As large employers raise pay, staff in smaller businesses may expect similar increases, putting those businesses under pressure to follow suit and increase wages.
What can you do?
Aldi’s move shows how pay can be used strategically, not just as a cost but as an investment in people and performance.
For smaller businesses, the lesson may be less about matching Aldi pound-for-pound and more about finding sustainable ways to reward staff – whether through competitive pay, fair contracts, or other benefits that support recruitment and retention.
See: https://www.gov.uk/government/news/supermarket-staff-receive-industry-leading-pay-rise-as-minister-celebrates-businesses-going-above-and-beyond-to-support-their-workers
Business Finance Week Coming This Autumn
From 30 September to 9 October, the British Business Bank will host Business Finance Week – a nationwide programme of free events designed to help smaller businesses get to grips with their funding options.
The programme includes in-person events across the UK as well as online webinars, making it accessible whether you prefer to attend locally or join from your desk.
For many small and growing businesses, finance can be one of the toughest areas to navigate. With so many options available – from loans and grants to equity and alternative finance – it’s not always easy to know which is the right fit. Business Finance Week aims to cut through the complexity.
For a full list of upcoming events, see: https://www.british-business-bank.co.uk/news-and-events/events/business-finance-week
Government Brings in Productivity Expert to Drive Growth
The government has announced that Professor John Van Reenen, a leading economist from the London School of Economics, will be advising the Chancellor directly on how to improve the UK’s productivity.
His appointment is part of the government’s Plan for Change, aimed at boosting economic growth and raising living standards across the country.
Professor Van Reenen is an academic who has focused on productivity, innovation, and how businesses perform. He previously served as Chair of the Chancellor’s Council of Economic Advisers. In this new role, he will spend one day a week without pay for 12 months working with the Treasury, starting in September.
What this could mean for businesses
Productivity – how much value is created for the time and resources put in – is still a concern for the government. Low productivity growth can be a drag on wages and business competitiveness.
Rachel Reeves, the Chancellor of the Exchequer, said: “We still have work to do to build an economy that works for working people.” She believes that Professor Van Reenan’s appointment will help to bring that about.
For businesses, the appointment may indicate what future policies may appear over the coming year, such as:
- Supporting investment in new technology and processes.
- Encouraging training and skills development.
- Making it easier to scale and grow operations.
- Creating a more stable environment for long-term planning.
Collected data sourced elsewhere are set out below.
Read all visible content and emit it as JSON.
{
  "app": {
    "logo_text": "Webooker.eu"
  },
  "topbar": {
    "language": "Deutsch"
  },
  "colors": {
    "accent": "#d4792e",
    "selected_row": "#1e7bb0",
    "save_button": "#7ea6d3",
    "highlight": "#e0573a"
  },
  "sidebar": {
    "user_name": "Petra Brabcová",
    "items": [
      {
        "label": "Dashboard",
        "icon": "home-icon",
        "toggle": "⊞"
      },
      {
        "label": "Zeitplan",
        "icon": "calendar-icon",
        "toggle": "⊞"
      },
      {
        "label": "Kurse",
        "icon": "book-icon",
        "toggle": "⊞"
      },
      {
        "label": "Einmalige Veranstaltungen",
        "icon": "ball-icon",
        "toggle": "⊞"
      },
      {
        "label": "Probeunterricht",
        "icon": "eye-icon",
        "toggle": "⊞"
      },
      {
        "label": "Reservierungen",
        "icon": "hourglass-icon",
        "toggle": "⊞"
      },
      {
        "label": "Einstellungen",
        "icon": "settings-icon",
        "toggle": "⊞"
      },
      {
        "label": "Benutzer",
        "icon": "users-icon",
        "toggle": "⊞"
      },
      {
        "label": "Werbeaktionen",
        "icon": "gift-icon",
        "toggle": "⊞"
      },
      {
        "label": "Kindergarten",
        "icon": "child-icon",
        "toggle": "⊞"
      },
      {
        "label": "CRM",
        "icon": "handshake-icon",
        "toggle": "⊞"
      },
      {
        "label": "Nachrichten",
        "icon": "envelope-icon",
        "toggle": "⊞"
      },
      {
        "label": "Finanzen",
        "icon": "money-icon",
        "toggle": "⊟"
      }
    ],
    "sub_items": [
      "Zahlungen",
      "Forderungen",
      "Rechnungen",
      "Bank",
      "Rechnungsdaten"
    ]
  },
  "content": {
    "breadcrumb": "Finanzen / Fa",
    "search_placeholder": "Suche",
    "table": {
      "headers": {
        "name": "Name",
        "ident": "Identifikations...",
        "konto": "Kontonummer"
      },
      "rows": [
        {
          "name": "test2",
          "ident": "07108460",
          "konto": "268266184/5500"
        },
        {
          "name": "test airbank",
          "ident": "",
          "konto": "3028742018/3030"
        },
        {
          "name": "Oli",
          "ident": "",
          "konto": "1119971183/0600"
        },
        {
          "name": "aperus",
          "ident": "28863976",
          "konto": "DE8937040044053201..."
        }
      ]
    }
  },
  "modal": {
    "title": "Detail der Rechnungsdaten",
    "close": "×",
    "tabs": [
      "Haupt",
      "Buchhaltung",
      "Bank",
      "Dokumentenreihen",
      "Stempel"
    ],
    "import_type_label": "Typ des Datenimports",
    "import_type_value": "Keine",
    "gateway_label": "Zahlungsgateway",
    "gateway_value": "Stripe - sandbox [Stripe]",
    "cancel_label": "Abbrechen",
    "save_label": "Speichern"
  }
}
See: https://www.gov.uk/government/news/chancellor-appoints-growth-adviser
Business Property Revaluations – Be Ready for 2026
The Valuation Office Agency (VOA) is encouraging businesses to sign up for a business rates valuation account so they can find out their new commercial property valuation.
Every three years the VOA updates the rateable values of all business properties in England and Wales. The next revaluation will take effect on 1 April 2026, based on open-market rental values as at 1 April 2024.
Business rates are calculated from your property’s rateable value. This is not the same as your final bill, but it is the starting point. Local councils apply a multiplier and any relevant reliefs to arrive at what you actually pay.
The new valuations will be published a few months before next April. Signing up for a business rates valuation account will give you access to your property’s details and allow you to find out what your future rateable value will be as early as possible.
Your account will also allow you to:
- Check that the VOA has the right details for your property.
- Let the VOA know if something’s wrong.
- Understand how your property’s valuation was worked out.
- Tell the VOA if you believe your current property valuation is incorrect.